The Athlon XP's "Quantispeed" architecture is actually a set of four different technologies that have been added to the Palomino core. They are:

  • Exclusive and speculative Translation Look-aside Buffers (TLBs)
  • A fully pipelined, super-scalar Floating-Point Unit (FPU)
  • A 9-issue, fully-pipelined, superscalar microaritecture
  • Hardware data prefetch



    Exclusive and speculative Translation Look-aside Buffers

    The Palomino's TLBs are some of its best implemented structures. Their presence is a bit similar to having a level of cache in addition to the L1 and L2. The TLB structures in QuantiSpeed Architecture keep the maps to critical data and instructions close to the processor. These structures are designed to prevent the processor from stalling or waiting when future data and/or instructions are requested. The Palomino core's TLBs are improvements over previous implementations for three reasons. First, the TLB structures are now larger, and allow the AMD Athlon XP to access to additional maps. Second the exclusive nature of these structures removes the duplication of information, freeing- up more space in the Level 2 cache for other useful information to be used by the processor. Third, their speculative nature allows the AMD Athlon XP processor to generate future maps of critical data and instructions quickly.



    Fully pipelined, superscalar floating-point unit (FPU)

    This particular technology isn't exactly new, since it's long been part of AMD's "Thunderbird" and "Duron" processors, but mentioning it does highlight the formidable number-crunching abilities of the Athlon.



    9-issue, fully-pipelined superscalar mircoarchitecture

    This technology represents AMD's vision for the optimization of their CPUs. As the we all know, the longer a pipeline is, the fewer the instructions it can process per cycle, but the greater the potential clock-frequency.

    On the other hand, shorter pipelines can execute more instructions per colock cycle, but have a lower clock-frequency ceiling.

    AMD, for its part, has optimized the length of the XP's pipeline in order to maximize the number of instructions that can be executed per cycle (expressed as IPC, or instructions per cycle), while obtaining an optimal operating frequency.

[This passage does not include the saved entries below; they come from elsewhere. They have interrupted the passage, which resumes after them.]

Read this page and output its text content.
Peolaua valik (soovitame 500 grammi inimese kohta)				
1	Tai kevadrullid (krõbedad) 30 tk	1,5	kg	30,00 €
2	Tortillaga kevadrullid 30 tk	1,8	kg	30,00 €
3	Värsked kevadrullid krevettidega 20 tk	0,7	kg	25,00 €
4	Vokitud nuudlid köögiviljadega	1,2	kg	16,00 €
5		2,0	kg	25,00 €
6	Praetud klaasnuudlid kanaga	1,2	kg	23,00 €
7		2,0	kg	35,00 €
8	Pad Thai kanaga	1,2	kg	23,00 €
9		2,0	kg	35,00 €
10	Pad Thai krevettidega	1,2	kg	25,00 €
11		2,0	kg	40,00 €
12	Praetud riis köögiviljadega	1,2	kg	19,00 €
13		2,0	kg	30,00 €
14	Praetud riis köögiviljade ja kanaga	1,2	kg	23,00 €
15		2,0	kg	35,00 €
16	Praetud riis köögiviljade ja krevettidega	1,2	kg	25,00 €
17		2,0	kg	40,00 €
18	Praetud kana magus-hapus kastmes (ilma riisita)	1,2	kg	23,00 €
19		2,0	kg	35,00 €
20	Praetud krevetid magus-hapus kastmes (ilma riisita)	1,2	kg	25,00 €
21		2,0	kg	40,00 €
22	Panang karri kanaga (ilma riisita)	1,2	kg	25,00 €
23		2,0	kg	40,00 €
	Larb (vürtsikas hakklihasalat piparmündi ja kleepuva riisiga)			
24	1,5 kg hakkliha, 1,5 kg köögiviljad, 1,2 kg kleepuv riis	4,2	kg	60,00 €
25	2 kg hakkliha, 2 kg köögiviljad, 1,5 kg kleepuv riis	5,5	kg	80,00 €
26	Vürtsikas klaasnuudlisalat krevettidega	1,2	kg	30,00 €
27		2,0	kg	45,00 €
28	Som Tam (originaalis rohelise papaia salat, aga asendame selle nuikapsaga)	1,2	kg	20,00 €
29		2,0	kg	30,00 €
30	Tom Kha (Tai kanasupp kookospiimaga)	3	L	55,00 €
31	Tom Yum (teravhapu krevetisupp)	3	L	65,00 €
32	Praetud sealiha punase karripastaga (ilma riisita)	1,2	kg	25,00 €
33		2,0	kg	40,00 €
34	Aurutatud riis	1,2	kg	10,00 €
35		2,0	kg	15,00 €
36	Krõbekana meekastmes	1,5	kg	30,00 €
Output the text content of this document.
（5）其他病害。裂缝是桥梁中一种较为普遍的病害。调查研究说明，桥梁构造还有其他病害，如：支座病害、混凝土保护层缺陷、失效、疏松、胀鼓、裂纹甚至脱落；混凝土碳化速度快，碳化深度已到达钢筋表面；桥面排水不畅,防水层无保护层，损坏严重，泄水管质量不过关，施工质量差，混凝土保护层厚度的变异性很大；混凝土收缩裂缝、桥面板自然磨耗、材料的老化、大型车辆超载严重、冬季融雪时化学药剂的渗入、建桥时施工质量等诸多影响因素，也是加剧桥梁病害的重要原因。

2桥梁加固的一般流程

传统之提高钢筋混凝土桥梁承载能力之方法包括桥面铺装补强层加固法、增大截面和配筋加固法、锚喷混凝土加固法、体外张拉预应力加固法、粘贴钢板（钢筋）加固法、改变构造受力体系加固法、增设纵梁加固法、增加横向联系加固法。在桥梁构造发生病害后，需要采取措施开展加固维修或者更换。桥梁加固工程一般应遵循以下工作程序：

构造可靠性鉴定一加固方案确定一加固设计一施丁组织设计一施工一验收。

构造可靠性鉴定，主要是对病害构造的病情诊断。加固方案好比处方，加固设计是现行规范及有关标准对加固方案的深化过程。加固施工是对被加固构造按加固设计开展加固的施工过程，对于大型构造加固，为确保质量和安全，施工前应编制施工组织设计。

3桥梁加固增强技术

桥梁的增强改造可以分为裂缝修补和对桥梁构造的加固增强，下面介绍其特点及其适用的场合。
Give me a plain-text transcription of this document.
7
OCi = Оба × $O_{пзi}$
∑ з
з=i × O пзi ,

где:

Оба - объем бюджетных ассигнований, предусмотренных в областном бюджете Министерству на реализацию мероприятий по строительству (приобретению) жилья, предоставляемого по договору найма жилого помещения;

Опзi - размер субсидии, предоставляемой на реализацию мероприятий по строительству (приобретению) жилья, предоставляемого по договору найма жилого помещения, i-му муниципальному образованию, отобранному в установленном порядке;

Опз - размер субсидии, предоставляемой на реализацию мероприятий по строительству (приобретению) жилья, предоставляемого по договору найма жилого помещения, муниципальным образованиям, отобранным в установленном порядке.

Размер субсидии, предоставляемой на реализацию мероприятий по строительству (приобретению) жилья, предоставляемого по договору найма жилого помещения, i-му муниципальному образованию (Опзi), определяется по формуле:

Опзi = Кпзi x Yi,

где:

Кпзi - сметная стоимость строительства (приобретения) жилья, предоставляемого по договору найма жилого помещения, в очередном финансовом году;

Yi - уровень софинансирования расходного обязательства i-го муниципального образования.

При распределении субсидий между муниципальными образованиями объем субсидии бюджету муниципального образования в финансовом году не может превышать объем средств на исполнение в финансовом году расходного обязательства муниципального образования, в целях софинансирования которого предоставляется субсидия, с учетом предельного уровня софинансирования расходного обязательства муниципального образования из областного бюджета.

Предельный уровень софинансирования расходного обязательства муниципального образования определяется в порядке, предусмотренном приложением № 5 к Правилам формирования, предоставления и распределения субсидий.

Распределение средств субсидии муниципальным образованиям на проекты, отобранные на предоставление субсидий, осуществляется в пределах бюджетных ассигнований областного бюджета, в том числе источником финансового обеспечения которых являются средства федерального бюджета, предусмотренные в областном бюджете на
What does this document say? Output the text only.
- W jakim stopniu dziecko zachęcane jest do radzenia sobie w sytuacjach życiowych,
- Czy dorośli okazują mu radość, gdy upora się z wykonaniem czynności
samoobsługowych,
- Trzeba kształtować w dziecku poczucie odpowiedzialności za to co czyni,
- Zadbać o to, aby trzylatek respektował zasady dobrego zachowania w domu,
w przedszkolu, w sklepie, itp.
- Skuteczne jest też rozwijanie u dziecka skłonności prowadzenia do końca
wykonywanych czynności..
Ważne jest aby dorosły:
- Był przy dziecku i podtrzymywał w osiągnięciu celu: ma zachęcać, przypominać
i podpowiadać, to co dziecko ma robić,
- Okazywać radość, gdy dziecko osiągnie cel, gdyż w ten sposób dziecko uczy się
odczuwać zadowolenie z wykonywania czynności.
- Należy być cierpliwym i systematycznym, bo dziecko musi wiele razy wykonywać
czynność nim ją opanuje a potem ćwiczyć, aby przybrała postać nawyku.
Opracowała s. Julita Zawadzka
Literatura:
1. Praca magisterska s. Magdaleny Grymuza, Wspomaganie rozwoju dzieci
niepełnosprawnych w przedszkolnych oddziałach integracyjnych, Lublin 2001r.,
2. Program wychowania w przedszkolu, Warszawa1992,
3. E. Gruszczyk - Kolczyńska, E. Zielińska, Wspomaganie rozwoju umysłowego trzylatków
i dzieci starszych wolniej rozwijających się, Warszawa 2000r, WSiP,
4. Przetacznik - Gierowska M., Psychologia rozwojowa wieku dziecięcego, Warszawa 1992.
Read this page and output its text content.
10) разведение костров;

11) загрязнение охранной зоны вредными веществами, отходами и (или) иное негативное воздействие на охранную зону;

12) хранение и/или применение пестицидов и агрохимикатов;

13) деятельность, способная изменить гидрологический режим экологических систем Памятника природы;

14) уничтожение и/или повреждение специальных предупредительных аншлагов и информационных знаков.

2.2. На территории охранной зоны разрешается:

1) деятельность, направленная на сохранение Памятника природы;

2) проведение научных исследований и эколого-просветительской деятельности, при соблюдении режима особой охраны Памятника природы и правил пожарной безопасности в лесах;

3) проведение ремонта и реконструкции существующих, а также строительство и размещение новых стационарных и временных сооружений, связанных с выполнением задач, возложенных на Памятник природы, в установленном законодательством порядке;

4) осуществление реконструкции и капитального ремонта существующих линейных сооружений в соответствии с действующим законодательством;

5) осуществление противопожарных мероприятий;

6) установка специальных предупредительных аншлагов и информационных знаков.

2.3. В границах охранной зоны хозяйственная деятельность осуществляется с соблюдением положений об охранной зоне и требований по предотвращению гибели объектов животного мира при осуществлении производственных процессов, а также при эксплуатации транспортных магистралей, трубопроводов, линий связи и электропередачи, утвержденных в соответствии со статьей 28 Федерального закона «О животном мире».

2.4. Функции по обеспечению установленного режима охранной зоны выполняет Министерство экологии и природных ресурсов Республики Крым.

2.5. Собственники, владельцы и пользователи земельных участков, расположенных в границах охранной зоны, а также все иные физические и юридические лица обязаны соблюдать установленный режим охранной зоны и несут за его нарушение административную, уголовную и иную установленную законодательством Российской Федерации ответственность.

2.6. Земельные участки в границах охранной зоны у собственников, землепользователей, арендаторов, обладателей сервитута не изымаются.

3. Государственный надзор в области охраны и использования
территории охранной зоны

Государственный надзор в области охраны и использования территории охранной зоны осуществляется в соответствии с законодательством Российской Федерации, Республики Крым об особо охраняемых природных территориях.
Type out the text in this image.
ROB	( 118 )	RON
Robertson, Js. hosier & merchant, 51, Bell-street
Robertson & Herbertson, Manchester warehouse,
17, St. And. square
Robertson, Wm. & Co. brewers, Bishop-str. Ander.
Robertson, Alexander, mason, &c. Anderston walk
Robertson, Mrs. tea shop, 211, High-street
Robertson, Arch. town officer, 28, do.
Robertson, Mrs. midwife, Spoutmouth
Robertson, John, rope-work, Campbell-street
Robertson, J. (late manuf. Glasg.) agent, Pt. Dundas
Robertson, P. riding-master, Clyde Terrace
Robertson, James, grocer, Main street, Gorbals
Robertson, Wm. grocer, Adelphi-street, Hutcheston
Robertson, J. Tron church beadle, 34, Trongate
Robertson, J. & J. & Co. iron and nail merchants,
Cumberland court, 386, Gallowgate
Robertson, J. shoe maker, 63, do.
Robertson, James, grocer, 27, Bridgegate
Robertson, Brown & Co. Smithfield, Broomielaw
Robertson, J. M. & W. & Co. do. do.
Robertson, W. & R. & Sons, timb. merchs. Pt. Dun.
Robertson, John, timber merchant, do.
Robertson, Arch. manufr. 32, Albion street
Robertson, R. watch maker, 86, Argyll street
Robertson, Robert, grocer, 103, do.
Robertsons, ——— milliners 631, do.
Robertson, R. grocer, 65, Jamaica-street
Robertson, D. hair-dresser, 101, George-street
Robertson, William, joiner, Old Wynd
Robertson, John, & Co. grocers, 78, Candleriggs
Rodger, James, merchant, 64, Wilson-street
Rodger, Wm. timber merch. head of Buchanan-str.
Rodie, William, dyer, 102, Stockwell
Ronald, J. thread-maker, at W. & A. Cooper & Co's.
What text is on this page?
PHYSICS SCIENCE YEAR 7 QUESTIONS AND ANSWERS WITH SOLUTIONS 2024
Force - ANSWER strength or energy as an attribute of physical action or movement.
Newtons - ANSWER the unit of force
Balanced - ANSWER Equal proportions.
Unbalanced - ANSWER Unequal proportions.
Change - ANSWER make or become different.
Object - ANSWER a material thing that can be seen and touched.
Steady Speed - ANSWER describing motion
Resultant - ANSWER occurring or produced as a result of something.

    Hardware data prefetch

    This technology, also used in the Intel Pentium 4, consists of a mechanism which observes and fetches commonly used data from main memory, and stores it in the L1 cache. This is an excellent way to optimize processor performance by evading data the need to wait for while critical instructions are called-up from the main memory sub-system. Its greatest feature, though, has to be the fact that applications such as games and office programs don't have to be coded to take full advantage of hardware prefetch's benefits.